Description coming soon! While you wait, here is a poster I presented at the Rise_Time conference at Purdue:
Description coming soon! While you wait, here is a poster I presented at the Transient and Variable Universe Conference at UIUC:
My experience with image subtraction software and data reduction further solidified my interest in working with astronomical images. With more technical skills under my belt, I returned to Prof. Bernstein’s group in the 2021 Fall semester to develop a model that obtains accurate measurements of fast-moving (high-proper-motion; HPM) stars present in Dark Energy Survey (DES) data. I optimized this model in the framework of scene modeling photometry (SMP), a technique for obtaining precise photometric measurements, thus building upon previous work of applying SMP to the modeling of supernovae (SNe) in DES. This SMP method is advantageous when studying moving objects because the model takes their motions into account by running on single exposures taken at different times and solving for position-related parameters and flux simultaneously. This is a critical improvement on previous DES methods since DES flux measurements are classically run on “co-add” images (many exposures stacked together), causing HPM stars to appear as smears across the image that are then mischaracterized in flux. Additionally, when this SMP tool is paired with the Dark Energy Camera’s large size and long exposures, we are able to precisely characterize HPM stars that are too faint to be detected by Gaia, a leading instrument in high-precision photometry, such as ultra-cool brown dwarfs and isolated neutron stars.

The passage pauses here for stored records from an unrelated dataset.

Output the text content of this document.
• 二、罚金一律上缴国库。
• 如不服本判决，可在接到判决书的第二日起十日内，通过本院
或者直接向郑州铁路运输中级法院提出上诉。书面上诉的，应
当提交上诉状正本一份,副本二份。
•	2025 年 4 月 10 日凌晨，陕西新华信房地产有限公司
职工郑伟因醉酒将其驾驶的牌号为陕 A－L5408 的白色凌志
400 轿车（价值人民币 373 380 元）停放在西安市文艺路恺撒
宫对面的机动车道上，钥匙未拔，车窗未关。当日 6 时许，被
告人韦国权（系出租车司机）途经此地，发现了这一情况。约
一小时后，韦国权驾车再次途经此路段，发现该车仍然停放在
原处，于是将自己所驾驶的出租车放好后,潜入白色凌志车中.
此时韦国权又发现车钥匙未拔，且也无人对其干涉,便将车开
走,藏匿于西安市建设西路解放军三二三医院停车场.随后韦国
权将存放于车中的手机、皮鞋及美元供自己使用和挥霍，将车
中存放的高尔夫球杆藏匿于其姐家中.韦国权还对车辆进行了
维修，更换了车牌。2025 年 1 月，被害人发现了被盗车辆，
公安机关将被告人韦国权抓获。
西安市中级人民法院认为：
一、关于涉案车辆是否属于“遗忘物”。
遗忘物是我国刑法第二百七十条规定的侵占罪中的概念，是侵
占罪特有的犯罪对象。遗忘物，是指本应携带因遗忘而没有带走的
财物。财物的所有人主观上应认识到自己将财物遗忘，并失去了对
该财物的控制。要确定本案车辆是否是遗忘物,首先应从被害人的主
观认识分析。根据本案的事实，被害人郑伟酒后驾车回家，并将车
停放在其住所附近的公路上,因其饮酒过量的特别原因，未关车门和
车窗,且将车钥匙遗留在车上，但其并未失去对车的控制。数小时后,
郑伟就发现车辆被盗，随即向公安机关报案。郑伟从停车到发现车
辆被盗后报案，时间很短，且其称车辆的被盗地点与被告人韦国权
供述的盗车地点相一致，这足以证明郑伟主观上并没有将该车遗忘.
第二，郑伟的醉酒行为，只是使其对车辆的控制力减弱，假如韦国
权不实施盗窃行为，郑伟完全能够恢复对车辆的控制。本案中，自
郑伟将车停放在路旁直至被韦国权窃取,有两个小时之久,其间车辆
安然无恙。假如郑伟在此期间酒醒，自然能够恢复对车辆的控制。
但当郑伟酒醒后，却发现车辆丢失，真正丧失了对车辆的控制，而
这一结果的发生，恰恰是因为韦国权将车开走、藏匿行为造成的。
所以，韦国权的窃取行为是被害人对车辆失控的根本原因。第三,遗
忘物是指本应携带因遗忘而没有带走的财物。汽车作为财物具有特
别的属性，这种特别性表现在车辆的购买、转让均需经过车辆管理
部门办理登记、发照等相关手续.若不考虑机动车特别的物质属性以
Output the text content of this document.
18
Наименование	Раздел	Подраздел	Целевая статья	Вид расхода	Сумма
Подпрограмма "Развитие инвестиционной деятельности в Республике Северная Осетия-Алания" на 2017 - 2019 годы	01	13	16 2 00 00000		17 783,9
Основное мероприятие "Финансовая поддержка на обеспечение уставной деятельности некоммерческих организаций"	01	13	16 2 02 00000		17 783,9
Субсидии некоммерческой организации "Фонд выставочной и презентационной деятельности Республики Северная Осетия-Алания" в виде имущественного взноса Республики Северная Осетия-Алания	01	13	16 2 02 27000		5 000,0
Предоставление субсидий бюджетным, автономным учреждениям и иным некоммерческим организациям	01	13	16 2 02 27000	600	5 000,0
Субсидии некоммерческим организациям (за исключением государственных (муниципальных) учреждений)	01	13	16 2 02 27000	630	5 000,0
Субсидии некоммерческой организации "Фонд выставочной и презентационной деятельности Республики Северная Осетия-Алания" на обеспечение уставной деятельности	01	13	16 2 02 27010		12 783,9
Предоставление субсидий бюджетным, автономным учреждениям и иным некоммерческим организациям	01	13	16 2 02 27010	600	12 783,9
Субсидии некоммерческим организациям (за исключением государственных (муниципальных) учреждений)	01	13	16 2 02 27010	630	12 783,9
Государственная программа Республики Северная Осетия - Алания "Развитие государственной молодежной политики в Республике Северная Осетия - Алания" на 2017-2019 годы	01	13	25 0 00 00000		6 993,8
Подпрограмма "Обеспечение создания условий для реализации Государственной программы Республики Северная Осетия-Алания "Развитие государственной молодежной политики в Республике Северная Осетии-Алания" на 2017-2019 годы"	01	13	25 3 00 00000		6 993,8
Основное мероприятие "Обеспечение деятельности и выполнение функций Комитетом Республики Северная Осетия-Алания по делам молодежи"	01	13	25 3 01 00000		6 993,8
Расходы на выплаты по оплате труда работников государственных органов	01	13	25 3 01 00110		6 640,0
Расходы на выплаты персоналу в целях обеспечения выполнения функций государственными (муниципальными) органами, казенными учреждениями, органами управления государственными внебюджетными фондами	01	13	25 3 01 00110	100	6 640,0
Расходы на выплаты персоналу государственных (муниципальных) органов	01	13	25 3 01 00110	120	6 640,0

This project was the basis of my senior honors thesis. Here's a figure from my thesis:
With an established interest in observational astronomy, I was thrilled to join Prof. Wen-fai Fong’s group through the NSF REU at Northwestern University in the summer of 2021, developing software that would aid us in the search for electromagnetic (EM) counterparts to gravitational wave (GW) events. The EM counterparts in question, kilonovae (KNe), are rapidly dimming transients that follow the mergers of neutron stars and/or black hole, which produce gravitational waves. These elusive transients are hard to catch (their optical signals vanish within hours to a day), but the physics insights they unlock are worth the chase.
My goal was to integrate a second telescope, the 90-inch Bok telescope on Kitt Peak, into my team’s network to increase the chances of observing an EM counterpart when following up on GW detections. With this additional telescope, we are able to probe fainter and farther sources and scan a larger area of the sky within the short window of time the KN would be observable. To accomplish this, I wrote Python code to process the new telescope’s data and prepare it for the first step in our KN candidate vetting process, image subtraction. I also tested the performance of our image subtraction software to ensure that a real KN would be identified by our pipeline when analyzing data from Bok. I strengthened my Python skills by facing and conquering technical data reduction challenges: unlike my previous project, where I analyzed tidy and pre-processed DES data, I developed code that turned raw telescope images into science-ready data. By the end of the REU, I merged my code into my team’s pipeline, setting us up for success in the currently ongoing fourth observing run for GWs by LIGO.
I presented this work at the 240th Meeting of the American Astronomical Society (AAS) with the iPoster above, on this research website through the REU, and I am an author on two related papers: Rastinejad et al. 2022 and Hosseinzadeh et al. 2024.
In my first research project, I embarked on a data visualization project with the goal of creating a comprehensive “movie” about the icy bodies that orbit our Sun at distances beyond Neptune, known as Trans-Neptunian Objects (TNOs). At that point, the 800+ TNOs existed primarily as data in a table and had never been visualized at large scales or as an entire set. Transforming flat lines of code into animations, my work offered a never-before-seen view of TNOs moving through the solar system over thousands of years. Here is a copy of our first "movie script." And here is the movie itself (embedded below)!!
To uncover these insights, I wrote Python code that compiled thousands of Matplotlib frames into animations of TNO detections and orbits. Through this project, I realized the discovery potential of large sky surveys like the Dark Energy Survey (DES), which was the source of these TNO detections, and the importance of building fast and effective algorithms in the era of big-data astronomy. I presented this movie at a DES transients working group meeting, a collaboration-wide DES video conference, and to an audience of scientists and non-scientists alike at the conclusion of a thesis defense of the student who originally compiled this data: Pedro Bernardinelli.
This was the perfect first project for me - it was a crash course in Python data visualization (I had no coding experience at the time), and a beautiful mix of astronomy and art (Prof. Bernstein came up with the project knowing that I was also working as a video editor at the Singh Center)! If you're really interested, I documented my progress in this lab journal as part of Penn's P&A Undergraduate Summer Research Academy. (It's a bit of time capsule for what life was like in the covid-era as a newbie researcher.)